The use of the highly attenuated triple GAS vaccine, which is able to induce protective immunity after a single immunization, could make global eradication of canine rabies more feasible. In addition, because of its ability to prevent the fatal outcome of the disease by overcoming immune evasion of pathogenic RVs, this vaccine may have utility for human PEP, particularly in situations where the RV has already reached the CNS tissues and current PEP regimens fail.

The disclosures of each and every patent, patent application, and publication cited herein are hereby incorporated herein by reference in their entirety.

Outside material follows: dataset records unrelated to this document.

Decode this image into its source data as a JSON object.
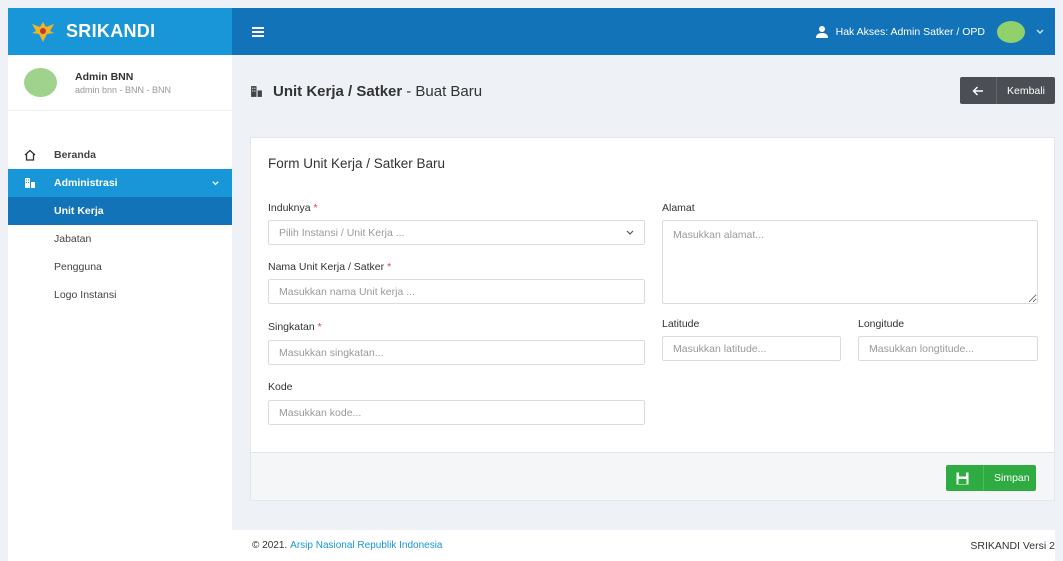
{
  "brand": {
    "title": "SRIKANDI"
  },
  "topbar": {
    "access_text": "Hak Akses: Admin Satker / OPD"
  },
  "profile": {
    "name": "Admin BNN",
    "subtitle": "admin bnn - BNN - BNN"
  },
  "sidebar": {
    "items": [
      {
        "label": "Beranda",
        "icon": "home-icon"
      },
      {
        "label": "Administrasi",
        "icon": "building-icon"
      }
    ],
    "submenu": [
      {
        "label": "Unit Kerja"
      },
      {
        "label": "Jabatan"
      },
      {
        "label": "Pengguna"
      },
      {
        "label": "Logo Instansi"
      }
    ]
  },
  "page": {
    "title_bold": "Unit Kerja / Satker",
    "title_rest": "- Buat Baru",
    "back_label": "Kembali"
  },
  "form": {
    "title": "Form Unit Kerja / Satker Baru",
    "induk_label": "Induknya",
    "induk_placeholder": "Pilih Instansi / Unit Kerja ...",
    "nama_label": "Nama Unit Kerja / Satker",
    "nama_placeholder": "Masukkan nama Unit kerja ...",
    "singkatan_label": "Singkatan",
    "singkatan_placeholder": "Masukkan singkatan...",
    "kode_label": "Kode",
    "kode_placeholder": "Masukkan kode...",
    "alamat_label": "Alamat",
    "alamat_placeholder": "Masukkan alamat...",
    "latitude_label": "Latitude",
    "latitude_placeholder": "Masukkan latitude...",
    "longitude_label": "Longitude",
    "longitude_placeholder": "Masukkan longtitude...",
    "required_mark": "*",
    "save_label": "Simpan"
  },
  "footer": {
    "copyright": "© 2021.",
    "org": "Arsip Nasional Republik Indonesia",
    "version": "SRIKANDI Versi 2"
  },
  "colors": {
    "brand_blue": "#1996d8",
    "topbar_blue": "#1373b8",
    "save_green": "#2eac42",
    "back_dark": "#4b4f55",
    "required_red": "#e73d4a"
  }
}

While the invention has been disclosed with reference to specific embodiments, it is apparent that other embodiments and variations of this invention may be devised by others skilled in the art without departing from the true spirit and scope of the invention. The appended claims are intended to be construed to include all such embodiments and equivalent variations.

Claims

1. A nonpathogenic recombinant rabies virus comprising at least three copies of a mutated G gene, wherein said mutated G gene encodes a rabies virus glycoprotein wherein the amino acid 194 is serine and the amino acid 333 is glutamic acid in the glycoprotein.

2. The recombinant rabies virus of claim 1, wherein said mutated G gene is encoded by SEQ ID NO:7.

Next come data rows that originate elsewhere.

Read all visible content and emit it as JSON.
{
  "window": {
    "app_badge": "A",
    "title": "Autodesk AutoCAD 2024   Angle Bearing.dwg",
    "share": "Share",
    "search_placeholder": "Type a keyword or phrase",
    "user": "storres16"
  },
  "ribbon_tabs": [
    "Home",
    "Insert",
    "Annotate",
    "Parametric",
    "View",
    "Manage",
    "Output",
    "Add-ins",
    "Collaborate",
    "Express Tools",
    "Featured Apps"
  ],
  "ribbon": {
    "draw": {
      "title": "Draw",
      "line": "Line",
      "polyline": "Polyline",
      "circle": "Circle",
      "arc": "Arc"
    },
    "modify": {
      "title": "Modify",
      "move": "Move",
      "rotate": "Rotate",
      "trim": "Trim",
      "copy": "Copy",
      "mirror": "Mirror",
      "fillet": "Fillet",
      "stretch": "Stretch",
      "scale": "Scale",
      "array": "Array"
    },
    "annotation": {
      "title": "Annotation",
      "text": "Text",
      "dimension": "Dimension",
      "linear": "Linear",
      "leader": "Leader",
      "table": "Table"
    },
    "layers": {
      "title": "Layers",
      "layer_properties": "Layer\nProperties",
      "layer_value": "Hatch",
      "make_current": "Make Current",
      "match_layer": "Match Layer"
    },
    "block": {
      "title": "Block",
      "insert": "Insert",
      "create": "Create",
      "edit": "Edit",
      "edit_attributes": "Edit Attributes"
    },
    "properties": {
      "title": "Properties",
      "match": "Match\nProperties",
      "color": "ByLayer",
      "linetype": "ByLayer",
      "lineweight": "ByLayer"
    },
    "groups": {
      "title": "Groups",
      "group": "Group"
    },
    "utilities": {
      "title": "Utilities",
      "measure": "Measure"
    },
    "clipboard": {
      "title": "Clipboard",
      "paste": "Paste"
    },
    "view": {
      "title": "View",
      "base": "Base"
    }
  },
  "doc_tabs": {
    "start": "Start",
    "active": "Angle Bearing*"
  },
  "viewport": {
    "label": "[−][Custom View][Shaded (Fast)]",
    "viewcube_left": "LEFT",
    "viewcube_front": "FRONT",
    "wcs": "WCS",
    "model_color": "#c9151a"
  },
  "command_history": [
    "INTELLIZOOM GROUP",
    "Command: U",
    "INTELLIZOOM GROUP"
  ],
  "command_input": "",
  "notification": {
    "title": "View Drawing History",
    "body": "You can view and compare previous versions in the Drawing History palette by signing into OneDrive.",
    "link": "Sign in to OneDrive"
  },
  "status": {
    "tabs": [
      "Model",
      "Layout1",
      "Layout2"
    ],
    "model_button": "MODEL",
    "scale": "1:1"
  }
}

3. The recombinant rabies virus of claim 1 further comprising a foreign antigen.

4. The recombinant rabies virus of claim 3 wherein said antigen is derived from a human or an animal pathogen.

5. The recombinant rabies virus of claim 1 further expressing a gene encoding an immune-stimulatory protein.

6. A vaccine comprising the recombinant rabies of claim 1.

7. A pharmaceutical composition comprising the recombinant rabies virus of claim 1, and a pharmaceutically acceptable carrier.

8. A method of inducing an immune response to rabies virus in a mammal, comprising administering to said mammal an effective amount of a nonpathogenic recombinant rabies virus comprising at least three copies of a mutated G gene, wherein said mutated G gene encodes a rabies virus glycoprotein wherein the amino acid 194 is serine and the amino acid 333 is glutamic acid in the glycoprotein.

9. A method of protecting a mammal from rabies virus, comprising administering to said mammal an effective amount of a nonpathogenic recombinant rabies virus comprising at least three copies of a mutated G gene, wherein said mutated G gene encodes a rabies virus glycoprotein wherein the amino acid 194 is serine and the amino acid 333 is glutamic acid in the glycoprotein.